Qualifying Individuals Program (QI): Under QI, which also expires on March 31, states receive federal funding to defray Medicare Part B premiums for beneficiaries with incomes between 120 percent and 135 percent of the poverty line. About 520,000 near-poor elderly and disabled people received this assistance in fiscal year 2011. Without an extension, low-income seniors and people with disabilities will lose QI benefits that cover the full cost of their Part B premiums, which totaled $1,259 in 2013.
CHIPRA Performance Bonuses: Under the 2009 Children’s Health Insurance Program Reauthorization Act (CHIPRA), states can receive annual “performance bonuses” if they not only implement strategies that make it easier to enroll eligible low-income children in Medicaid and CHIP but also reach state-specific targets for boosting Medicaid enrollment among eligible children. The bonuses offset some state costs of enrolling more eligible children.
For fiscal year 2013, 23 states received a total of about $307 million in bonuses. The simplifications that states instituted have helped improve coverage among children; in 2012 — a year in which nearly half of states instituted one or more simplification — the share of children without health coverage reached a historic low of 8.9 percent, according to Census data, marking a 25 percent reduction since 1999 (see chart).
The CHIPRA performance bonuses expired at the end of September. Continuing them would help maintain progress in shrinking the number of uninsured low-income children.

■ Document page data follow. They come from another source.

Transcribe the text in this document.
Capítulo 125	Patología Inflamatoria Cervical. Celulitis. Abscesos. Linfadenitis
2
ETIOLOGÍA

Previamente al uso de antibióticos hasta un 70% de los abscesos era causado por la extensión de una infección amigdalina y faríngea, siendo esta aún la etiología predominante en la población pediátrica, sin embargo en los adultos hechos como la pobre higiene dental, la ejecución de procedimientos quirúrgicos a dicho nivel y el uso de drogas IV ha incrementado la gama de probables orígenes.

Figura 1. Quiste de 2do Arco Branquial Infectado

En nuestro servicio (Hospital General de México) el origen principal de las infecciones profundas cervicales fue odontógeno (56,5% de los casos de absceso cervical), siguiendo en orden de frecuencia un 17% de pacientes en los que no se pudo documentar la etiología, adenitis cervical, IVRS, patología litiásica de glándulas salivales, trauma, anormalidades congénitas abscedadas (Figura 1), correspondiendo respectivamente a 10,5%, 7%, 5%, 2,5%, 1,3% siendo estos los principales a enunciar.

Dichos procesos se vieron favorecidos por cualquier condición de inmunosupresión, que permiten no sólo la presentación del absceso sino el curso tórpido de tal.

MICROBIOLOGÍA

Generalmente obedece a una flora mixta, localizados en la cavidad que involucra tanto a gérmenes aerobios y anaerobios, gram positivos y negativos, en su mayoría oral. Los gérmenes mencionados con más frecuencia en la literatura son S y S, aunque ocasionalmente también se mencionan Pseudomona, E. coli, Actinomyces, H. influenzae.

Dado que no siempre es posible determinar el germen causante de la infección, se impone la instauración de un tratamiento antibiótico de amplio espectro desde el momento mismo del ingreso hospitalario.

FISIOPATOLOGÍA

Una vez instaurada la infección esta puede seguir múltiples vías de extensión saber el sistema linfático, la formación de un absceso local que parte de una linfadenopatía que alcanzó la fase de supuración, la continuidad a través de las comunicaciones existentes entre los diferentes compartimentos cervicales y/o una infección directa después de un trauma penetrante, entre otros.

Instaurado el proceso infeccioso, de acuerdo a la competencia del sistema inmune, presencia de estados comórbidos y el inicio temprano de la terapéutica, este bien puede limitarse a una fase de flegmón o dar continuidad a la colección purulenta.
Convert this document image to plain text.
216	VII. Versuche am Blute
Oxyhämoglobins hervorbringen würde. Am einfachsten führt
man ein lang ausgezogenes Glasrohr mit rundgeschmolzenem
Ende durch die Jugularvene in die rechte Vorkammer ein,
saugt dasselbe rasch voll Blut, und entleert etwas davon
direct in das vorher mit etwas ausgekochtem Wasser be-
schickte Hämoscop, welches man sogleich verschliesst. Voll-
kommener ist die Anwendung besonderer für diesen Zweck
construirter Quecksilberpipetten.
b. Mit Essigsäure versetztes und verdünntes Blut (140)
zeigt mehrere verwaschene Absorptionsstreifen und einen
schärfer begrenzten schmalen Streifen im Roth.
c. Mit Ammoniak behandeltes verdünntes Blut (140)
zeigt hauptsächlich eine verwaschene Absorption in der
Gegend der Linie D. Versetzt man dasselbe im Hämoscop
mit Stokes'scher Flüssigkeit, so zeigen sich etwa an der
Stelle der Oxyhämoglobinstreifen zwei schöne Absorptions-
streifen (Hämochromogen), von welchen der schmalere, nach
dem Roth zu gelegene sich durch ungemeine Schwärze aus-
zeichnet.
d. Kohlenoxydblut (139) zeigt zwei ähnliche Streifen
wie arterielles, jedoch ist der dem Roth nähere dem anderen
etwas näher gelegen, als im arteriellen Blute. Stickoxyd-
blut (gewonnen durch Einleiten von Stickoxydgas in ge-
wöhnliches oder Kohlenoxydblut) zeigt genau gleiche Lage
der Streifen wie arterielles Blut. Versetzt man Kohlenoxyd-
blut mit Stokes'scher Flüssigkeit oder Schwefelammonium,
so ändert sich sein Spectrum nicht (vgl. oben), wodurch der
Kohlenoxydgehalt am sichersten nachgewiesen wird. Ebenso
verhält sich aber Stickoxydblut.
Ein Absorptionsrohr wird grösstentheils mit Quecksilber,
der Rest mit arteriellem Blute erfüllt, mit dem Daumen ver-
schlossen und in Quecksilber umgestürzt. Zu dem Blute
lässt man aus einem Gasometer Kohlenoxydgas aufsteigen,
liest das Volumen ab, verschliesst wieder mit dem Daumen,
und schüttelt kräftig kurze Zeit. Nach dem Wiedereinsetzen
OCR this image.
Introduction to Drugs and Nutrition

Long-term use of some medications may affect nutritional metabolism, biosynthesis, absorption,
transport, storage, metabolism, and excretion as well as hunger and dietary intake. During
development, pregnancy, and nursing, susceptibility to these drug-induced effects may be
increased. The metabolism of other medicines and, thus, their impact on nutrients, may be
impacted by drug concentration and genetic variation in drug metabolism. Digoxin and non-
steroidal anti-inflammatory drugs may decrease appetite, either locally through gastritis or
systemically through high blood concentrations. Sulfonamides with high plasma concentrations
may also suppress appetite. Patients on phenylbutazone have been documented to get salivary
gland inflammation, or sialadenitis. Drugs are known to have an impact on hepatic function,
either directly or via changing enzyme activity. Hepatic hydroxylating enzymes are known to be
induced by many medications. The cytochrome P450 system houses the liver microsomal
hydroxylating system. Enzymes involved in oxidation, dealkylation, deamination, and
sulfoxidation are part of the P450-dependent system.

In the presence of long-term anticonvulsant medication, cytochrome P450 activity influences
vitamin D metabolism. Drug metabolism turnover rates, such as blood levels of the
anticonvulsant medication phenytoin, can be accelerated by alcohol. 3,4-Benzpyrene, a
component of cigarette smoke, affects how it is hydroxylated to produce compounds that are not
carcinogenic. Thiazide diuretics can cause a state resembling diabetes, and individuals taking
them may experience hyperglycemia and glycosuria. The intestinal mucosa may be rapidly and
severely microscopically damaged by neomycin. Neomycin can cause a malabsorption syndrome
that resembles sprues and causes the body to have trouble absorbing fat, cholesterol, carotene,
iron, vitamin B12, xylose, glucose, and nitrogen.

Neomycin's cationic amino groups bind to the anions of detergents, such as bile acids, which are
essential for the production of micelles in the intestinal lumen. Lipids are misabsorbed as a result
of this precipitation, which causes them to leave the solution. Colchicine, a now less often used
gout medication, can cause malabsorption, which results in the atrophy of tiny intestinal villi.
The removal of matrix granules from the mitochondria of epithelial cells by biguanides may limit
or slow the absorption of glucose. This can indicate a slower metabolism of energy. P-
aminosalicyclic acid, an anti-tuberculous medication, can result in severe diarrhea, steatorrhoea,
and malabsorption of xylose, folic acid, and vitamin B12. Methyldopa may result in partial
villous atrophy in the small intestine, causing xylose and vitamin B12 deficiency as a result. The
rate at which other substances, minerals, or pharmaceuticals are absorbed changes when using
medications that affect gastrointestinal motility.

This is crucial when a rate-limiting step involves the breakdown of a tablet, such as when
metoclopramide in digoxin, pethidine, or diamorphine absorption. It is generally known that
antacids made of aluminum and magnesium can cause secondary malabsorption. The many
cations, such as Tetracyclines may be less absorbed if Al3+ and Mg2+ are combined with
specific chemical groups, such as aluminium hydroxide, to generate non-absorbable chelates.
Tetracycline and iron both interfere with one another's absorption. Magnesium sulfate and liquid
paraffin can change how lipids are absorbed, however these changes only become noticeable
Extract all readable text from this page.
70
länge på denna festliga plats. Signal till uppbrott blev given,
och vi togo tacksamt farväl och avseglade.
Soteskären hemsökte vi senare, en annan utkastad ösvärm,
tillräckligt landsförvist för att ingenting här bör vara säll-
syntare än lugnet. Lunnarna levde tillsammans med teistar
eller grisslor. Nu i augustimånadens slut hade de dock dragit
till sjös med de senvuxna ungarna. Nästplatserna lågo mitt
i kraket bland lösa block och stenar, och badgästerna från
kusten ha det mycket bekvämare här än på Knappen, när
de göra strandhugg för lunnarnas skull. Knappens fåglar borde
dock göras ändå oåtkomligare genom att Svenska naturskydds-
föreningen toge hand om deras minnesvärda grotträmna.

Express Lane Eligibility (ELE): Under ELE, states can use information they have already collected to verify people’s eligibility for low-income programs such as SNAP (formerly food stamps) to streamline enrollment of eligible children in Medicaid and CHIP, rather than collecting and evaluating the same information all over again.
As of July 2013, 12 states (and the Virgin Islands) had taken the ELE option for Medicaid, CHIP, or both. ELE has already boosted the enrollment of eligible children and saved states time, which reduced administrative costs, according to a recent Government Accountability Office audit and a federal evaluation by Mathematica Policy Research.
While ELE doesn’t expire until the end of fiscal year 2014, extending it now would assure states that it will remain in place and thereby encourage more states to take it. That’s why the December 2012 “fiscal cliff” budget agreement included an early extension of ELE (which wasn’t scheduled to expire until the end of fiscal year 2013) through 2014.